On a fait nos devoirs, analysé en détail notre adversaire. Nous connaissons l’importance de ce match et nous savons ce que nous avons à faire: gagner. De toute façon, on ne commence jamais un match avec une autre idée en tête.

- Mohamed Salah jouera-t-il?

Il est prêt, mais nous le pensions aussi avant le premier match (ndlr: la star avait finalement dû déclarer forfait contre l’Uruguay). Donc on verra après le dernier entraînement. J’espère et je pense qu’il jouera, vu son importance pour nous. Mohamed est une arme essentielle, mais pas une garantie non plus. Cela dit, quand il est absent, bien sûr, on le remarque.

- Est-il le meilleur joueur que vous n’ayez jamais coaché?

C’est l’un des dix meilleurs joueurs au monde actuellement, il n’y a pas l’ombre d’un doute sur ce point. C’est un privilège d’entraîner un tel élément, d’autant qu’il est humble, c’est un vrai joueur d’équipe. Et dans les vingt-cinq derniers mètres, son aisance technique, celle dont il a fait preuve cette saison à Liverpool mais aussi à Rome auparavant, permet beaucoup de choses.

- Stanislav Cherchesov, le sélectionneur russe, a affirmé qu’il savait comment le «stopper». Qu’en dites-vous?

J’imagine que chaque entraîneur a sa propre stratégie… Salah est un joueur crucial, mais je pense que la Russie commettrait une erreur si elle se disait qu’il n’y a qu’un seul joueur à stopper sur le terrain.

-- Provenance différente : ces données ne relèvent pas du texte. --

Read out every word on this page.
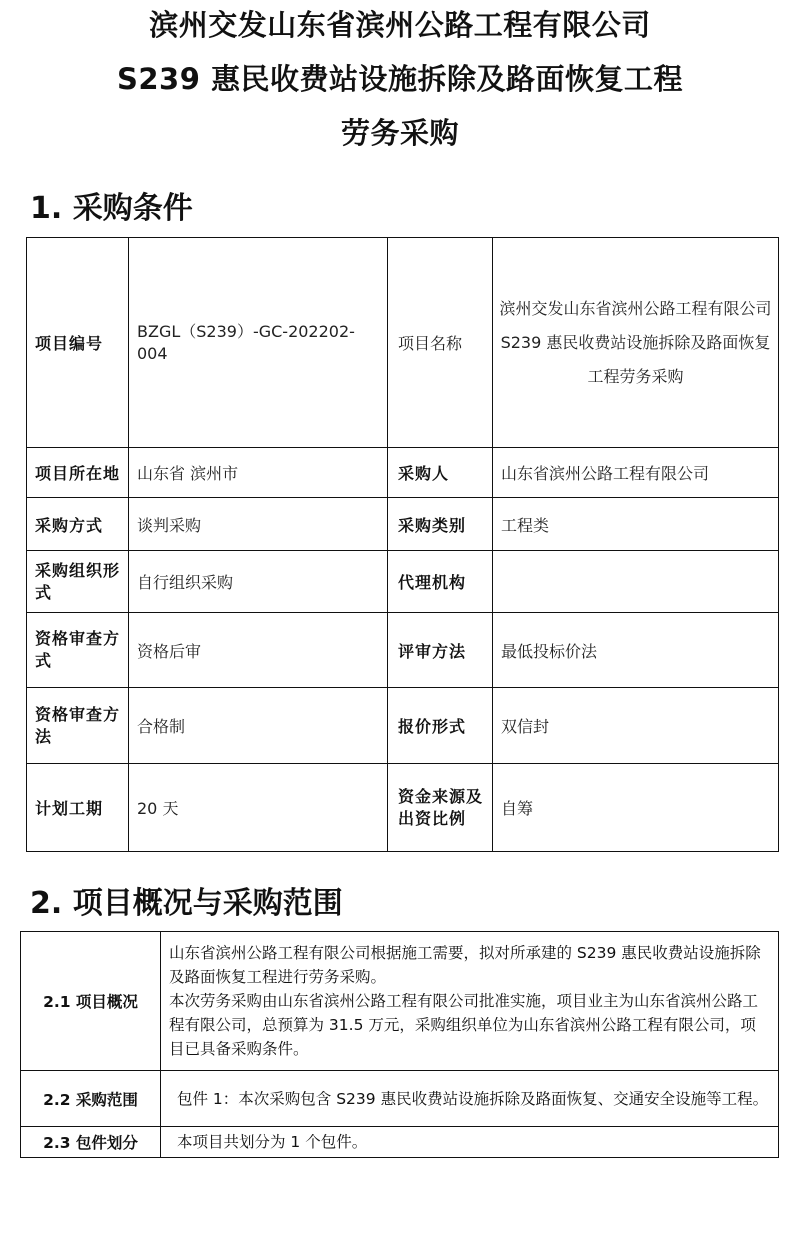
滨州交发山东省滨州公路工程有限公司
S239 惠民收费站设施拆除及路面恢复工程
劳务采购
1. 采购条件
项目编号	BZGL（S239）-GC-202202-004	项目名称	滨州交发山东省滨州公路工程有限公司 S239 惠民收费站设施拆除及路面恢复工程劳务采购
项目所在地	山东省 滨州市	采购人	山东省滨州公路工程有限公司
采购方式	谈判采购	采购类别	工程类
采购组织形式	自行组织采购	代理机构	
资格审查方式	资格后审	评审方法	最低投标价法
资格审查方法	合格制	报价形式	双信封
计划工期	20 天	资金来源及出资比例	自筹
2. 项目概况与采购范围
2.1 项目概况	山东省滨州公路工程有限公司根据施工需要，拟对所承建的 S239 惠民收费站设施拆除及路面恢复工程进行劳务采购。

本次劳务采购由山东省滨州公路工程有限公司批准实施，项目业主为山东省滨州公路工程有限公司，总预算为 31.5 万元，采购组织单位为山东省滨州公路工程有限公司，项目已具备采购条件。

2.2 采购范围	包件 1：本次采购包含 S239 惠民收费站设施拆除及路面恢复、交通安全设施等工程。

2.3 包件划分	本项目共划分为 1 个包件。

- Vous allez devoir marquer, or votre équipe n’a inscrit qu’un but lors de ses quatre derniers matches…

Je préférerais que vous évoquiez nos vingt derniers matches, plutôt que juste ces quatre. C’est normal de vouloir marquer trois ou quatre buts par match. Mais c’est évidemment impossible, surtout à un si haut niveau que celui de la Coupe du monde. Nous n’avons pas marqué contre l’Uruguay, peut-être simplement parce que la réussite n’était pas de notre côté.

- Allez-vous renoncer à votre système très défensif contre la Russie?

C’est dur de répondre à cette question sans risque de me répéter. Nous avons notre identité, notre style, même s’il ne peut pas plaire à tout le monde. Ce n’est pas que nous ne nous créons pas d’occasions, mais des détails ont fait que nous n’avons pas marqué. J’ai peut-être fait des erreurs, comme chaque être humain. Mais nos joueurs ont confiance dans ce que nous faisons, et c’est là l’essentiel.

- Ne regrettez-vous pas de ne pas avoir emmené un attaquant supplémentaire dans votre liste des 23?

Lorsque je prends une décision, c’est parce que je suis convaincu que c’est la bonne. Donc non, je ne regrette rien. Je ne laisse jamais de place aux regrets.